Open: An Autobiography
- The front cover of Open
- Author: Andre Agassi
- Language: English
- Genre: Autobiography
- Publisher: HarperCollins
- Publication date: November 9, 2009
- Publication place: United States
- Pages: 404
- ISBN: 9780307388407
- OCLC: 1058108646

= Open: An Autobiography =

Autobiography of professional tennis player

Open: An Autobiography is a memoir written by former professional tennis player Andre Agassi with J. R. Moehringer, published on November 9, 2009.

In the book, the eight-time Grand Slam champion and former world No. 1 details his challenging childhood under the supervision of a demanding father and prolonged struggles with the physical and psychological tolls of professional tennis.

== Reception ==
Despite controversy surrounding Agassi's admission to using methamphetamine in 1997, the book reached No. 1 on the New York Times Best Seller list and was met with critical acclaim. Open "is not just a first-rate sports memoir but a genuine bildungsroman, darkly funny yet also anguished and soulful", Sam Tanenhaus wrote in the New York Times.

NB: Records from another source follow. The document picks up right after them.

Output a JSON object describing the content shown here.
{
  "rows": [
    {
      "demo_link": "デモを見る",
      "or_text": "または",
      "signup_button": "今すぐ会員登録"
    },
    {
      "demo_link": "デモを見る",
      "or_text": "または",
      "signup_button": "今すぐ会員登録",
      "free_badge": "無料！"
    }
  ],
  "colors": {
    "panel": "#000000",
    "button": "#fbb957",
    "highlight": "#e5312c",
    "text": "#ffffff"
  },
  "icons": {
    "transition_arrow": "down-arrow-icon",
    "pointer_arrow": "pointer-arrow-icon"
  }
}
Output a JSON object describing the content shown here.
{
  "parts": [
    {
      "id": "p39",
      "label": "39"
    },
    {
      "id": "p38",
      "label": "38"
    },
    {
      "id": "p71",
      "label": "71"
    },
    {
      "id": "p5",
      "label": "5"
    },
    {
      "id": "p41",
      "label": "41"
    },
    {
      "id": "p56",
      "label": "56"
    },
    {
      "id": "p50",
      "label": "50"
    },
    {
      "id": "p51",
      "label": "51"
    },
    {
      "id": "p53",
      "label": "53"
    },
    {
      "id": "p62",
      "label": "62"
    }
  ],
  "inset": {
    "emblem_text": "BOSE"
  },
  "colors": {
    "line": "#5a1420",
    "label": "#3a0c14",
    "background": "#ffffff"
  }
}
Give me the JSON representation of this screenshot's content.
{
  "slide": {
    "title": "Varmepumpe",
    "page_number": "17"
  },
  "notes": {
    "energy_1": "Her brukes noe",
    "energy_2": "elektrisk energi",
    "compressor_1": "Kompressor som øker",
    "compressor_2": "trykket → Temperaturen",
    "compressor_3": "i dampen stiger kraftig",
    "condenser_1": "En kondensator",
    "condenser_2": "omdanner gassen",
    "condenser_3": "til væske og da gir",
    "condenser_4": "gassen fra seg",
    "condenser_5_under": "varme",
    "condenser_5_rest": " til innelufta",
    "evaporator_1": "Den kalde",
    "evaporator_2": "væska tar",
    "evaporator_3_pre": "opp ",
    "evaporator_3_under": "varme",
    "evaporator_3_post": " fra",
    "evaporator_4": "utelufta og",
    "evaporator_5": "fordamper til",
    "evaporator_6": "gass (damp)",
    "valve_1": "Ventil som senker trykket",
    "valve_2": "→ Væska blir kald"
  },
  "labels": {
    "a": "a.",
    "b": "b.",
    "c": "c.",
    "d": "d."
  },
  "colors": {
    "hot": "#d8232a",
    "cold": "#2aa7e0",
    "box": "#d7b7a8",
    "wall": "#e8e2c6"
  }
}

The book was an inspiration for the 2024 film Challengers.

==Summary==
The memoir explores Agassi's journey from a financially disadvantaged upbringing to becoming a successful tennis player. It details his relationship with his father, who was strict and demanding, and his often passive mother, as well as his intense training regimen, which he initially resented. The book describes his personal struggles; the effects of relationships, particularly with actress Brooke Shields and fellow tennis player Steffi Graf; and the transformative experience of fatherhood.